Dalam kesempatan yang sama, Direktur Kapasitas dan Pelaksanaan Dana Transfer DJPK Kemenkeu Bhimantara Widyajala menambahkan, pihaknya akan mengupayakan aturan turunan UU HKPD dapat diselesaikan tepat waktu—sebelum akhir tahun 2022.

“Sebelum akhir tahun, target kita bisa diselesaikan. Jadi kita masih punya waktu sembilan bulan ke depan dan saya kira itu waktu yang cukup untuk dapat menyelesaikan rancangan peraturan pemerintah (RPP) secara keseluruhan,” kata Bhimantara.

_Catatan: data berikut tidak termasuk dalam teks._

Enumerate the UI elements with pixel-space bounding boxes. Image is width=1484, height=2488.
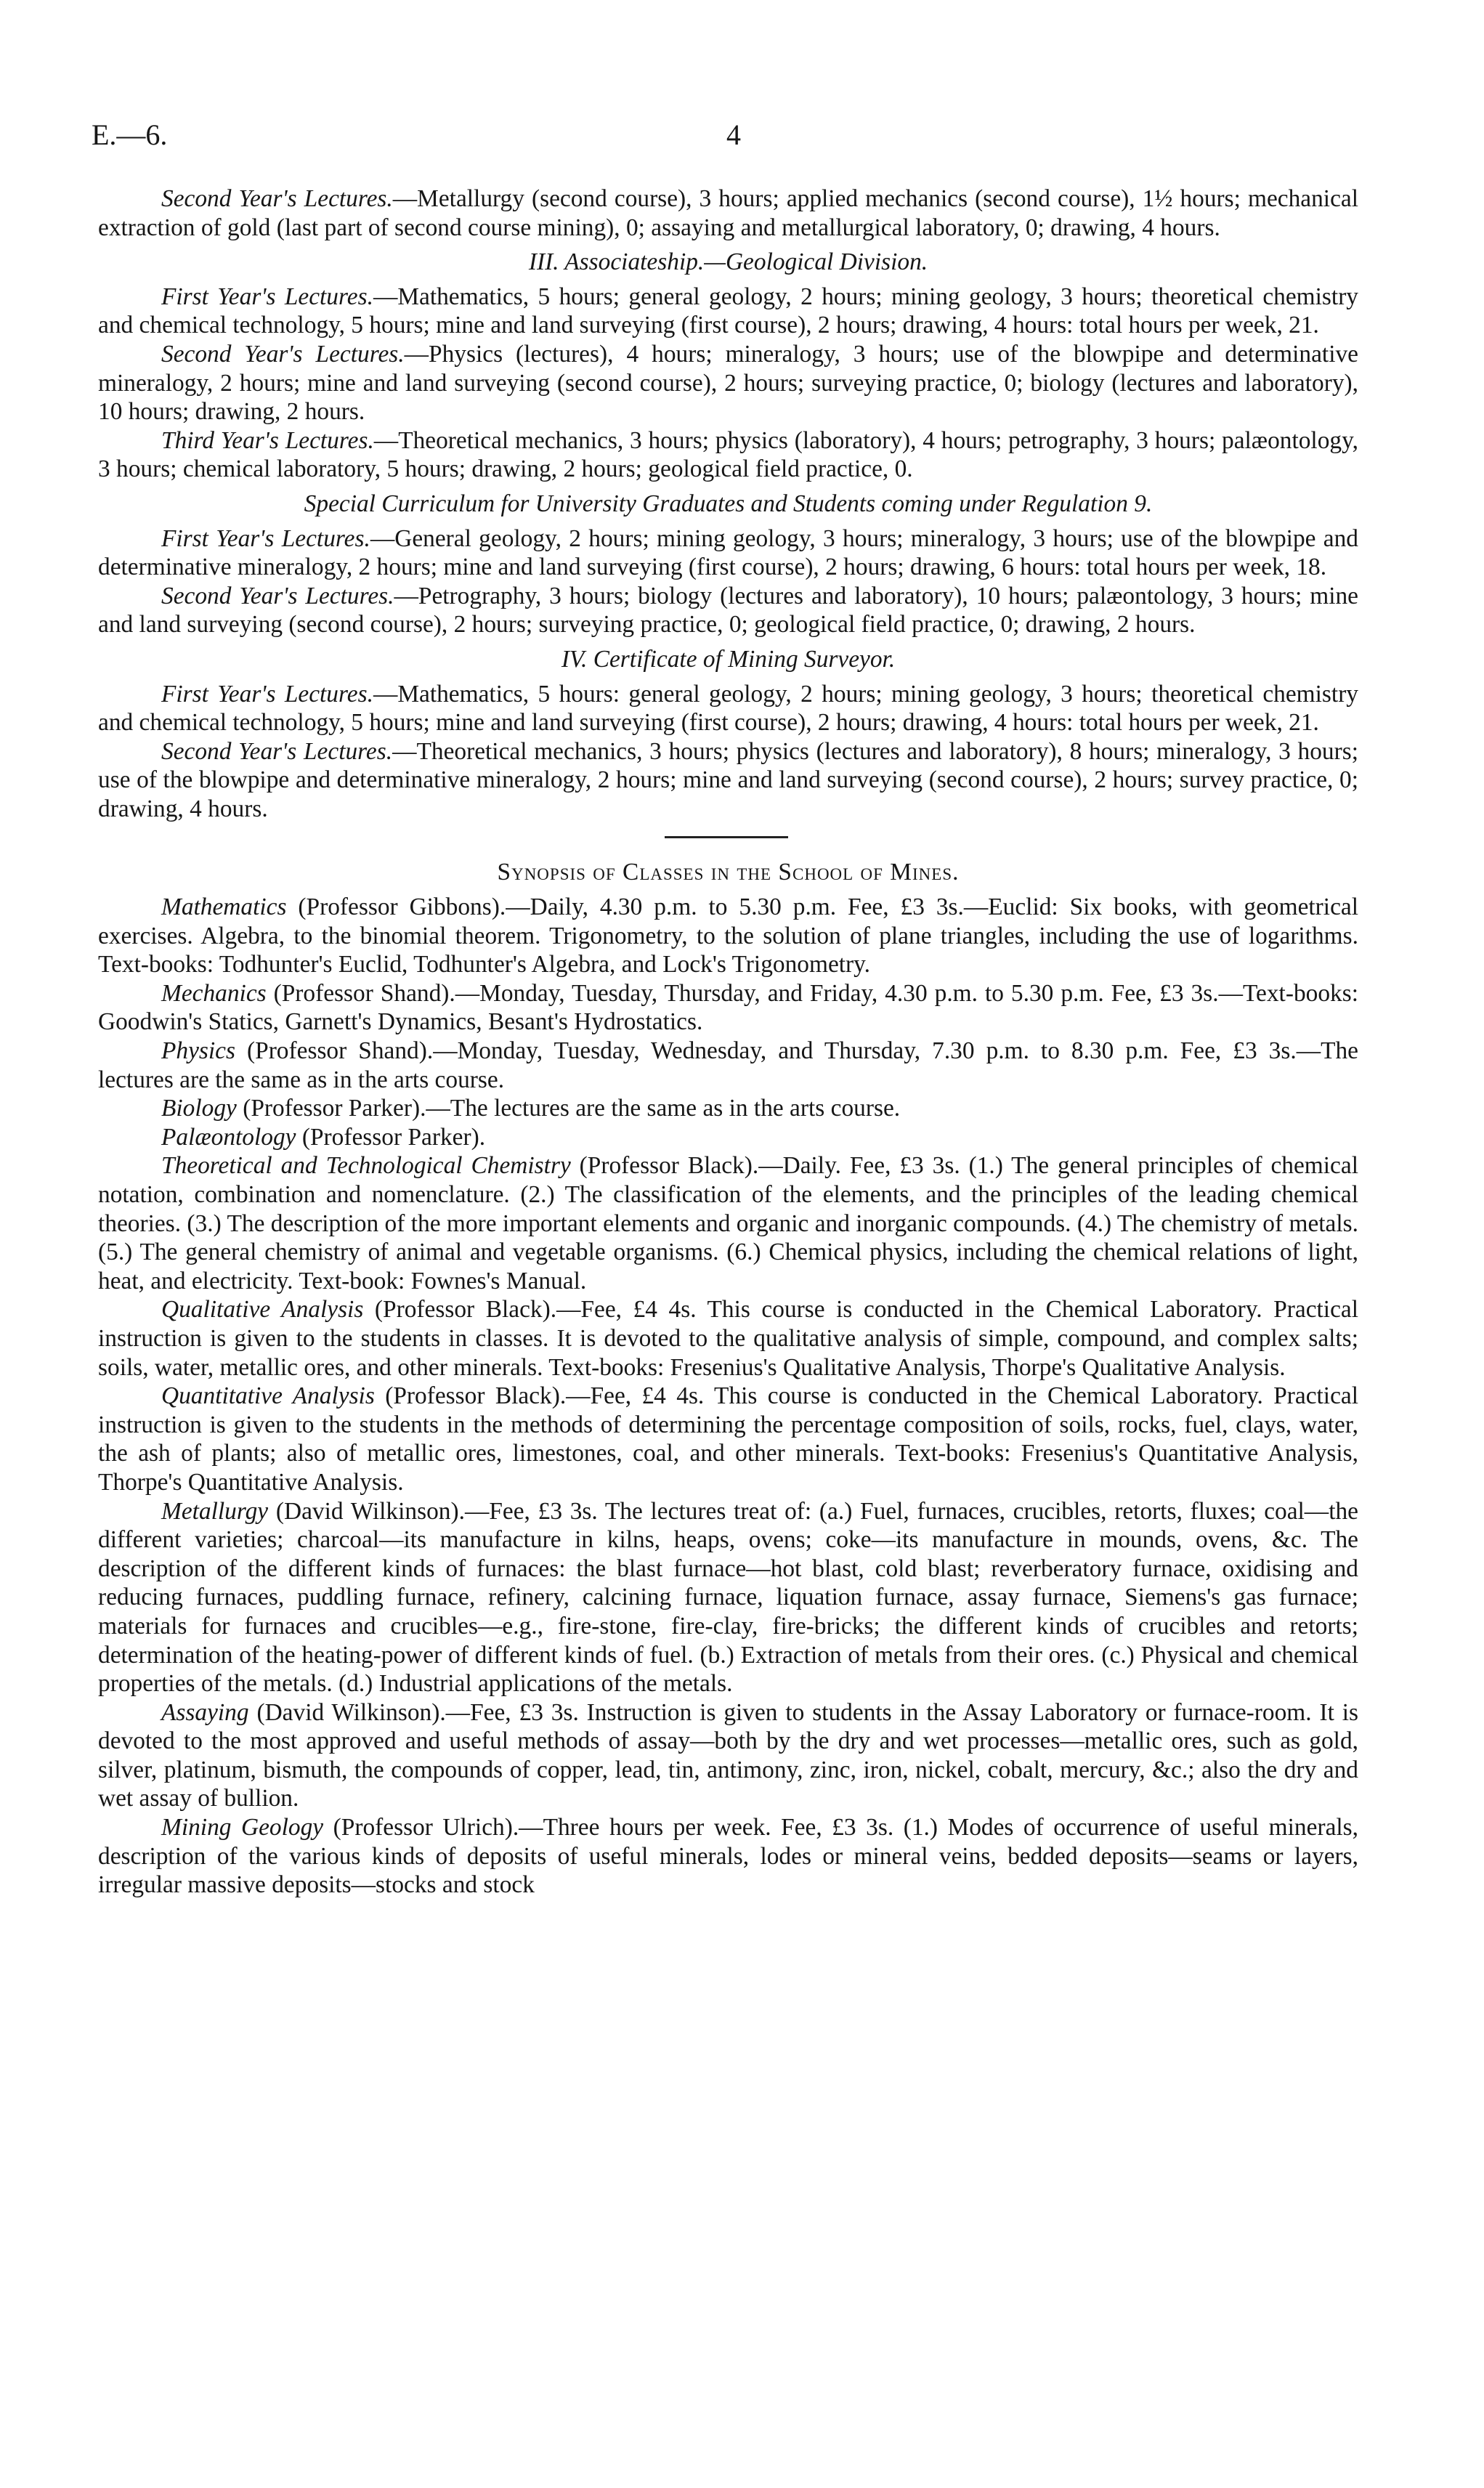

Ia mengungkap, proses penyusunan aturan turunan memerlukan waktu yang tidak singkat karena jumlahnya cukup banyak dengan permasalahan yang kompleks. Selain itu, Kemenkeu juga perlu mendengarkan aspirasi dari banyak pihak agar aturan itu dapat adil dari semua sisi.

Terdapat lima hal terkait RPP UU HKPD di bidang pajak dan retribusi daerah. Pertama, pengaturan pajak dan retribusi daerah dalam UU HKPD sedikit berbeda dengan UU Nomor 28 Tahun 2009. Dalam UU HKPD tidak hanya mencakup penerimaan pajak daerah, namun juga ada transfer ke daerah dan dana desa (TKDD).

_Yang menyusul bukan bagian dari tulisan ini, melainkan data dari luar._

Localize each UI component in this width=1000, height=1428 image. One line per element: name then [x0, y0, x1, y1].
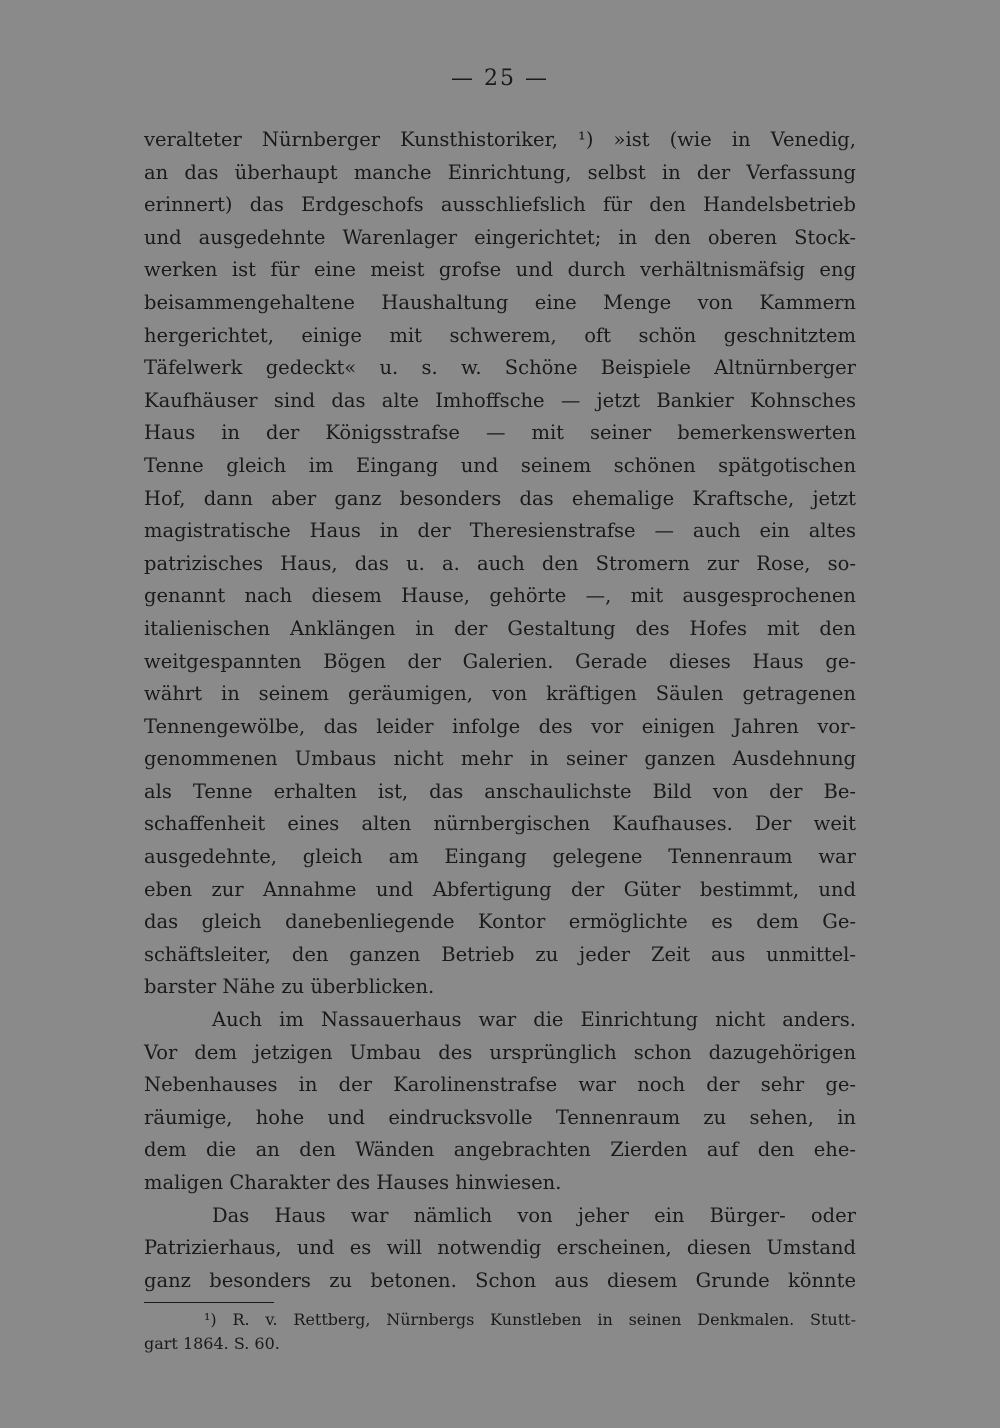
body-text-line: maligen Charakter des Hauses hinwiesen. — [144, 1171, 562, 1194]
body-text-line: Tennengewölbe, das leider infolge des vor einigen Jahren vor- — [144, 714, 856, 738]
footnote-line: ¹) R. v. Rettberg, Nürnbergs Kunstleben in seinen Denkmalen. Stutt- — [204, 1310, 856, 1329]
body-text-line: erinnert) das Erdgeschofs ausschliefslich für den Handelsbetrieb — [144, 193, 856, 217]
body-text-line: als Tenne erhalten ist, das anschaulichste Bild von der Be- — [144, 779, 856, 803]
body-text-line: Hof, dann aber ganz besonders das ehemalige Kraftsche, jetzt — [144, 486, 856, 510]
body-text-line: das gleich danebenliegende Kontor ermöglichte es dem Ge- — [144, 910, 856, 934]
body-text-line: Tenne gleich im Eingang und seinem schönen spätgotischen — [144, 453, 856, 477]
body-text-line: dem die an den Wänden angebrachten Zierden auf den ehe- — [144, 1138, 856, 1162]
body-text-line: ganz besonders zu betonen. Schon aus diesem Grunde könnte — [144, 1268, 856, 1292]
body-text-line: magistratische Haus in der Theresienstrafse — auch ein altes — [144, 519, 856, 543]
body-text-line: währt in seinem geräumigen, von kräftigen Säulen getragenen — [144, 682, 856, 706]
body-text-line: Das Haus war nämlich von jeher ein Bürger- oder — [212, 1203, 856, 1227]
footnote-line: gart 1864. S. 60. — [144, 1334, 280, 1353]
body-text-line: schäftsleiter, den ganzen Betrieb zu jeder Zeit aus unmittel- — [144, 942, 856, 966]
body-text-line: werken ist für eine meist grofse und durch verhältnismäfsig eng — [144, 258, 856, 282]
body-text-line: eben zur Annahme und Abfertigung der Güter bestimmt, und — [144, 877, 856, 901]
body-text-line: Täfelwerk gedeckt« u. s. w. Schöne Beispiele Altnürnberger — [144, 356, 856, 380]
body-text-line: genannt nach diesem Hause, gehörte —, mit ausgesprochenen — [144, 584, 856, 608]
body-text-line: schaffenheit eines alten nürnbergischen Kaufhauses. Der weit — [144, 812, 856, 836]
body-text-line: hergerichtet, einige mit schwerem, oft schön geschnitztem — [144, 323, 856, 347]
body-text-line: barster Nähe zu überblicken. — [144, 975, 435, 999]
body-text-line: räumige, hohe und eindrucksvolle Tennenraum zu sehen, in — [144, 1105, 856, 1129]
body-text-line: an das überhaupt manche Einrichtung, selbst in der Verfassung — [144, 160, 856, 184]
footnote — [144, 1308, 856, 1356]
body-text-line: italienischen Anklängen in der Gestaltung des Hofes mit den — [144, 616, 856, 640]
body-text-line: Auch im Nassauerhaus war die Einrichtung nicht anders. — [212, 1008, 856, 1032]
body-text-line: und ausgedehnte Warenlager eingerichtet; in den oberen Stock- — [144, 225, 856, 249]
body-text-line: ausgedehnte, gleich am Eingang gelegene Tennenraum war — [144, 845, 856, 869]
body-text-line: beisammengehaltene Haushaltung eine Menge von Kammern — [144, 290, 856, 314]
body-text-line: veralteter Nürnberger Kunsthistoriker, ¹) »ist (wie in Venedig, — [144, 128, 856, 151]
footnote-rule — [144, 1302, 274, 1303]
body-text-line: Haus in der Königsstrafse — mit seiner bemerkenswerten — [144, 421, 856, 445]
body-text-line: weitgespannten Bögen der Galerien. Gerade dieses Haus ge- — [144, 649, 856, 673]
body-text — [144, 124, 856, 1297]
body-text-line: Nebenhauses in der Karolinenstrafse war noch der sehr ge- — [144, 1073, 856, 1097]
body-text-line: Patrizierhaus, und es will notwendig erscheinen, diesen Umstand — [144, 1236, 856, 1260]
page-number: — 25 — — [451, 66, 549, 91]
body-text-line: genommenen Umbaus nicht mehr in seiner ganzen Ausdehnung — [144, 747, 856, 771]
body-text-line: Kaufhäuser sind das alte Imhoffsche — jetzt Bankier Kohnsches — [144, 388, 856, 412]
body-text-line: Vor dem jetzigen Umbau des ursprünglich schon dazugehörigen — [144, 1040, 856, 1064]
body-text-line: patrizisches Haus, das u. a. auch den Stromern zur Rose, so- — [144, 551, 856, 575]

“Sehingga seluruh ketentuan materil terkait pemungutan pajak dan retribusi daerah harus mencakup dalam UU HKPD dan terdapat beberapa delegasi pengaturan pajak ke RPP dalam UU HKPD,” jelas Bhimantara.

Kedua, terdapat setidaknya sembilan pasal dalam UU HKPD yang mengamanatkan pengaturan lebih lanjut, baik yang bersifat pengaturan materil maupun pengaturan formil. Ketiga, RPP UU HKPD di bidang pajak dan retribusi daerah bertujuan untuk mengatur lebih lanjut dan detail terkait teknis pelaksanaan pemungutan penerimaan, sebagai rujukan pemda dalam penyiapan peraturan daerah (perda) dan peraturan kepala daerah (perkada).

Keempat, saat ini draf RPP telah disusun tim perumus dan telah diusulkan penyusunannya melalui surat izin Prakarsa S-157/MK.07/2021. Kelima, pengaturan simplifikasi jenis pajak dan retribusi dalam UU HKPD, serta pengaturan dalam RPP diharapkan akan meningkatkan tax compliance Wajib Pajak daerah yang berujung pada peningkatan penerimaan daerah.